News last week that Christopher Reeve could move his fingers and toes gave hope to thousands of patients with complete paralysis.
But nearly half of patients with spinal cord injury are partially paralyzed, and recent advances in rehabilitation are helping hundreds of these patients actually walk.
These less severe injuries are also known as "incomplete," meaning the patients have some type of sensation or motion below where their injury occurred. This differs from a "complete" injury, where there is no sensation in the paralyzed area at all.
"A great deal can be done with individuals who have incomplete injuries, in terms of improving their function," said Dr. John McDonald, director of the spinal cord injury program at Washington University School of Medicine in St. Louis, Mo and also one of Christopher Reeve's doctors. "I think it would be a rare case where something could not be done at all."
Some medical centers across the country even make a point of focusing on treating these patients.
"The kind of movement that you saw with Christopher Reeve, that would not be a goal for us," said Edelle Field-Fote, assistant professor in the division of physical therapy at the University of Miami School of Medicine. "We don't only want patients to be able to move their leg — we want them to be able to move their leg in a way that means that they can now walk."
Making Strides with Small Steps
Rehabilitative therapy has proved successful at improving function in many patients with partial paralysis. The type of therapy that is currently leading the pack is called body weight supported treadmill training. With this system the patient is placed in a harness that is suspended over a treadmill. A therapist then moves the patient's legs to help "reteach" them how to walk.
"This allows us to begin exercising people who do not have enough muscle function to support their weight," said Field-Fote. "In traditional therapy, if the person can't support their own weight, then they can't begin walking training."
While few large-scale, multi-center studies have been conducted to determine the effectiveness of rehabilitation, therapists and patients have been impressed with the changes. Not only does the exercise improve the patient's cardiovascular health and overall well-being, some are even able to take steps and walk short distances on their own after sticking with this extensive program.
However, this treatment is often tiring for therapists themselves who have to be involved manually with every step. For this reason, a new robotic system is being introduced at several medical centers around the country that automatically moves the legs for the patient.
An even more significant problem with body weight supported therapy is that it's not available for all people, since it can only be administered at a medical center.
"What we need to do is to develop therapies that can be delivered in the home that are cost-effective but more importantly time-effective," said McDonald. "Individuals who have a disability don't have time to go down to a center three times a week. They are usually more limited by time than they are by money."
On the Horizon
As for current research, there are several areas that are being explored aggressively in an attempt to regenerate the nerves of the spine in the hope of reversing paralysis.

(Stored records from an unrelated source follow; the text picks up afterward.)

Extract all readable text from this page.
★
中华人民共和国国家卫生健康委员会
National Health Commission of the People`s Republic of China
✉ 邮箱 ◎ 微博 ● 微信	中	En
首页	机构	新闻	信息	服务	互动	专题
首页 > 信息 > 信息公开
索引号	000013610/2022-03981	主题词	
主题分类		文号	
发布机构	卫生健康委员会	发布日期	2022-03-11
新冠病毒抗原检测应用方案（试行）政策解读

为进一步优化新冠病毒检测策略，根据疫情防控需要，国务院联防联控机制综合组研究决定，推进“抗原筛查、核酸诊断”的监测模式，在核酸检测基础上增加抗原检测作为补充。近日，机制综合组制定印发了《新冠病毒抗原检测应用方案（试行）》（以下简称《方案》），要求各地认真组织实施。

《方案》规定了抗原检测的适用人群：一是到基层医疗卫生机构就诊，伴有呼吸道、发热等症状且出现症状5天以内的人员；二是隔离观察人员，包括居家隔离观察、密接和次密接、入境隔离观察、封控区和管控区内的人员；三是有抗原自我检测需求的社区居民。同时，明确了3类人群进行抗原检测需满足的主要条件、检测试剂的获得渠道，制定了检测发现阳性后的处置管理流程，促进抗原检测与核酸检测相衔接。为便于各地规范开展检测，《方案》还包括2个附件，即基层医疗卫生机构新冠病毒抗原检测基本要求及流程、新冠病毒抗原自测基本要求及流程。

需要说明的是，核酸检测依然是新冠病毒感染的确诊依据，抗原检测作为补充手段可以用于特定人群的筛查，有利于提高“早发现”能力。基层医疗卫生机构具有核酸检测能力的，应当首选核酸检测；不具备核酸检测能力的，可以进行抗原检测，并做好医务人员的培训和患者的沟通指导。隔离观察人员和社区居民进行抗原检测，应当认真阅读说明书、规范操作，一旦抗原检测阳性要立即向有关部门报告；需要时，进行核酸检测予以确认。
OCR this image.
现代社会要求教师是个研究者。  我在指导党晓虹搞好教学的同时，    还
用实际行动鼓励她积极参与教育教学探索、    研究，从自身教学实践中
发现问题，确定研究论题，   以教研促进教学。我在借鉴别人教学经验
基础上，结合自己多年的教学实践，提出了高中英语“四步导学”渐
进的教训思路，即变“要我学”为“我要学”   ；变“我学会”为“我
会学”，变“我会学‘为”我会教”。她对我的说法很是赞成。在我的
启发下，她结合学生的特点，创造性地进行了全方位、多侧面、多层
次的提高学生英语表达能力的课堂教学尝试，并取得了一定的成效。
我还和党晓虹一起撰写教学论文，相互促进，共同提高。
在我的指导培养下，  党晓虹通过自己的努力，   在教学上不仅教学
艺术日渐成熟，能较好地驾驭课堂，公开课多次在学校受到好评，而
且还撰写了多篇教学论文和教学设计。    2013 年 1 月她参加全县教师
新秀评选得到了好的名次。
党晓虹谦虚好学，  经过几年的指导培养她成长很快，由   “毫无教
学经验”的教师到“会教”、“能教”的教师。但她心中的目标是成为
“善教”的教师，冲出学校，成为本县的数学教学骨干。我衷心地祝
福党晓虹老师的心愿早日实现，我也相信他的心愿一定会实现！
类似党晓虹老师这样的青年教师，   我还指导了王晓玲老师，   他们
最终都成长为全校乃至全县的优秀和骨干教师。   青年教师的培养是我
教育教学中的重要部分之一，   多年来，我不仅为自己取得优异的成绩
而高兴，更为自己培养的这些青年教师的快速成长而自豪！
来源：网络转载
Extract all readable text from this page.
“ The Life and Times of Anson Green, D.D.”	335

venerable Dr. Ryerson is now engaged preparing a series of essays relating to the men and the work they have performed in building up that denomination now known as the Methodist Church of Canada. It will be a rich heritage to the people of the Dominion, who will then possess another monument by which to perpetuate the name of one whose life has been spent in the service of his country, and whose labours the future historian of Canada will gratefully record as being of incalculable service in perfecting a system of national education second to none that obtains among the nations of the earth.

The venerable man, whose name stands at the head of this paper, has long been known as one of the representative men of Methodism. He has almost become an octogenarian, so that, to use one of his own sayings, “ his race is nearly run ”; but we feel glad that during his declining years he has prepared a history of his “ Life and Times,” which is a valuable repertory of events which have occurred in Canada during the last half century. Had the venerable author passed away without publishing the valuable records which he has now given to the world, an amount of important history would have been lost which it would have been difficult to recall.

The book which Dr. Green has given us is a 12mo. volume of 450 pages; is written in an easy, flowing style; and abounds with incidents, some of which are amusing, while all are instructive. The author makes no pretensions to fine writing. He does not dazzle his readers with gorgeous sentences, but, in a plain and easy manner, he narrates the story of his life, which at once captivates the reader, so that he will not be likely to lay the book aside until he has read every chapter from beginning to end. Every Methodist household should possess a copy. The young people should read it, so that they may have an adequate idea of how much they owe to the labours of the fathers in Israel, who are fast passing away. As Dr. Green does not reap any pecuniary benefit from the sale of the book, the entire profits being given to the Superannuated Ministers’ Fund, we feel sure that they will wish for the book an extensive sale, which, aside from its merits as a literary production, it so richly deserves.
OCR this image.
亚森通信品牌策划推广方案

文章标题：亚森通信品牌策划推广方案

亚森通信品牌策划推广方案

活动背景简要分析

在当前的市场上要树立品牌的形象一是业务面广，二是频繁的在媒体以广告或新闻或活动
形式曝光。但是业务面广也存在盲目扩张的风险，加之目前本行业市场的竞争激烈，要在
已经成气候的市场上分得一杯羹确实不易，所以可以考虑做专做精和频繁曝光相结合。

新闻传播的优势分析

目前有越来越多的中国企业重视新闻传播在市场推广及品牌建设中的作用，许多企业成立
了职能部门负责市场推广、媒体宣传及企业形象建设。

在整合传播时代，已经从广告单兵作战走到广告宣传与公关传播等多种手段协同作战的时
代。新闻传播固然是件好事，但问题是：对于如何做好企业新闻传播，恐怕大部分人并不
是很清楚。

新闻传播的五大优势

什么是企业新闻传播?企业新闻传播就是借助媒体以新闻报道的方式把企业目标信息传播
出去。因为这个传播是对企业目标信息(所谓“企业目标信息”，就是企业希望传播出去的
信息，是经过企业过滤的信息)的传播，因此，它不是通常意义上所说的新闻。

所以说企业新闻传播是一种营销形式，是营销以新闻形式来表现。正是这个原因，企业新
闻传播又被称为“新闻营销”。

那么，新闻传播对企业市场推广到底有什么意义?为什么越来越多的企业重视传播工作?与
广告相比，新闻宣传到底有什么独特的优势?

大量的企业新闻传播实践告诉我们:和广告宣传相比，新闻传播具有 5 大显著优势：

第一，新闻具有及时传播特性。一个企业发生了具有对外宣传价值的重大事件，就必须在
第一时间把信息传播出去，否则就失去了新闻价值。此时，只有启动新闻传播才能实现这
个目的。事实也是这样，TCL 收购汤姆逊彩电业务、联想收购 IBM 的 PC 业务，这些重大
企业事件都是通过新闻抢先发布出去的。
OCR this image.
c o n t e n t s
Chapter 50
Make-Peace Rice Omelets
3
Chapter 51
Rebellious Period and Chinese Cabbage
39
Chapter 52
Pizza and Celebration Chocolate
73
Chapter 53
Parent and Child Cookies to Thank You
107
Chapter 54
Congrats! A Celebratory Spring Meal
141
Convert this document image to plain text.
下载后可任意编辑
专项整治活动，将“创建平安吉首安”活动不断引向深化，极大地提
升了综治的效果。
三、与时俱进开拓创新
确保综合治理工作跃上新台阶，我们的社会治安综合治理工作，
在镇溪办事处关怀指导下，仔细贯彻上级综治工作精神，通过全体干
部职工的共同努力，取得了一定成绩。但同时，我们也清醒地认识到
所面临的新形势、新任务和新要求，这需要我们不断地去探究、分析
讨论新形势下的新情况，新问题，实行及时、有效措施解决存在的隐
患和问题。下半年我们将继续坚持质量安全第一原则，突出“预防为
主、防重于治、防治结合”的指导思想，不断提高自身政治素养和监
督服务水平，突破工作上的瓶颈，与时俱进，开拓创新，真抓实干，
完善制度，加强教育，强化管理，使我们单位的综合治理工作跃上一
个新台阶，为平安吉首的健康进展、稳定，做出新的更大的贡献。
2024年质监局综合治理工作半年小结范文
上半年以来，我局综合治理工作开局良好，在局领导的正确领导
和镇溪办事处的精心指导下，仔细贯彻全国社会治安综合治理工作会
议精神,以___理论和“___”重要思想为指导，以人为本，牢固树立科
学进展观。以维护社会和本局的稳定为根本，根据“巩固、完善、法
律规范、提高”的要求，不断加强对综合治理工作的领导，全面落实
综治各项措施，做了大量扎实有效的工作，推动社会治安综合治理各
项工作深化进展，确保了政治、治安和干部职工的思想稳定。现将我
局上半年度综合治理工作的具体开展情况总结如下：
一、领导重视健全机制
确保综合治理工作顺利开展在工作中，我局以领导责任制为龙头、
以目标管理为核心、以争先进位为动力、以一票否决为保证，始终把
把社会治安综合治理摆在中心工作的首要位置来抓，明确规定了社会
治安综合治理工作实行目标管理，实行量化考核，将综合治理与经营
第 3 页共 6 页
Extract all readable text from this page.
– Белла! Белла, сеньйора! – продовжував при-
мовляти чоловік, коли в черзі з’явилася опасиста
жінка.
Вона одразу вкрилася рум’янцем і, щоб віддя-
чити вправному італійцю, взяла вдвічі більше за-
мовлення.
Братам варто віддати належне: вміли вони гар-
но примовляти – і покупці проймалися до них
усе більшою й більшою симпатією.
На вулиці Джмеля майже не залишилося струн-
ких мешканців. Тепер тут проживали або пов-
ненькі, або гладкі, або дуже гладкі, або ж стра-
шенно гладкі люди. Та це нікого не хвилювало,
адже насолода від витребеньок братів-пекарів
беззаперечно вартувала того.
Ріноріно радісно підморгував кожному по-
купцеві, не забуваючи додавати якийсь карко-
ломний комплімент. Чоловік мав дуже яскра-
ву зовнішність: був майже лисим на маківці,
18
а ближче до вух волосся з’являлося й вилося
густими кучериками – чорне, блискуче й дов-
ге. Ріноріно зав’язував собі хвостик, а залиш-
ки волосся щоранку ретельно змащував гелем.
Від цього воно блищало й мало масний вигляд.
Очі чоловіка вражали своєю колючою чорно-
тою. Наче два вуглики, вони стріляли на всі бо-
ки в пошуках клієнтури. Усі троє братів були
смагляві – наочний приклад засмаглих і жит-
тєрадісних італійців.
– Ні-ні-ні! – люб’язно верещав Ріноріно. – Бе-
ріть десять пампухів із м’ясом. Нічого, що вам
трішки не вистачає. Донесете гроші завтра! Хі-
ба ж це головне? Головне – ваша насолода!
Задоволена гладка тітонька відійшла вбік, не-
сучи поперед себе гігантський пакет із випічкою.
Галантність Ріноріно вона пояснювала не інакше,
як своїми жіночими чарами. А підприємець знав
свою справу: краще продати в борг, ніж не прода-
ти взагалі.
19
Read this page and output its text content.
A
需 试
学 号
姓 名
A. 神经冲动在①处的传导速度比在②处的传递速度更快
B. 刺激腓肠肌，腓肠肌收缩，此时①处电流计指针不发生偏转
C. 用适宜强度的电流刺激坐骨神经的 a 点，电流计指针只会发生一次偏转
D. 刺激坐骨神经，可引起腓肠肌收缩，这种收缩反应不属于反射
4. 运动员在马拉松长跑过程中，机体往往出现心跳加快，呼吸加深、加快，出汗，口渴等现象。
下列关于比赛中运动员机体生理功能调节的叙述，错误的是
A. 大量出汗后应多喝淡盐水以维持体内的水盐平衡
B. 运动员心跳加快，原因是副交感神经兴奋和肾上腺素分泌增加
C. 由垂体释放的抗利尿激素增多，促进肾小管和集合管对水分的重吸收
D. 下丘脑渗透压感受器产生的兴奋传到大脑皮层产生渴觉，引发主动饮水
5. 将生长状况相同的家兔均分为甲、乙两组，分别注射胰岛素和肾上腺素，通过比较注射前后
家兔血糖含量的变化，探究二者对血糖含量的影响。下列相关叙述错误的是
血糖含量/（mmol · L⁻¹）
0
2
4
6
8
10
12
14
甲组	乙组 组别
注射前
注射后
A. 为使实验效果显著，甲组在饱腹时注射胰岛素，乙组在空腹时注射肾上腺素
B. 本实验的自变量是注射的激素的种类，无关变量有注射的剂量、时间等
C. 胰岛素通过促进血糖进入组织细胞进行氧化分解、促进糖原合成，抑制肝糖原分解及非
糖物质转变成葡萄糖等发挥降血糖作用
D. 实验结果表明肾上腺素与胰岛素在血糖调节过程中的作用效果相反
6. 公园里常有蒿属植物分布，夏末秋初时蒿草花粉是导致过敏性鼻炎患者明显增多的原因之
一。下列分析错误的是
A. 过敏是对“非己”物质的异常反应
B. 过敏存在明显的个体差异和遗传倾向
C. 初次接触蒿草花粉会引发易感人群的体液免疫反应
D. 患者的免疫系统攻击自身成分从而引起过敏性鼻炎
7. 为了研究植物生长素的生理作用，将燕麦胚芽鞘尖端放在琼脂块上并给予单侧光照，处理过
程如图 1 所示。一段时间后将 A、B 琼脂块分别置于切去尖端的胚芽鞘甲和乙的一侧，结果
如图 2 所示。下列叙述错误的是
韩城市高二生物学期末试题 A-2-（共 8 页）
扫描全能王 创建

Naomi Kleitman, program director of spinal cord injury research at the National Institute of Neurological Disorders and Stroke in Bethesda, Md, said there are three areas that hold the most promise in this area: placing fetal tissue in the spinal cord to see if it can act as a relay or a bridge; moving cells from the arm or leg to the spine; and inserting cells from the eye in the spine
"However, none of these concepts has been brought to humans yet," said Kleitman. "The research in animals is promising but still begs questions for how this can safely be brought to humans. We don't want pain to replace the paralysis."
"Very credible places all over the world have shown that you can reconnect areas of the spinal cord [in animals] that are physically disconnected anatomically or are very badly damaged, and you can bring function back," said Dr. Barth Green, president and founder of the Miami Project to Cure Paralysis at the University of Miami. "The challenge that we are facing now is what's the best approach — is it stem cells, is it fetal cells, etc."
The question of how far researchers are from using these therapies in humans is one they are often asked.
"My message to the patients and families is for the first time we can say that we have things in the human experimental pipeline, and that it is going to get better from here," said Dr. Daniel Lammertse, president of the American Spinal Injury Association and medical director of Craig Hospital in Englewood, Colo. "Is it going to happen fast enough for anybody? No. Should we be optimistic? Yes. Is it going to happen tomorrow? Unfortunately, no."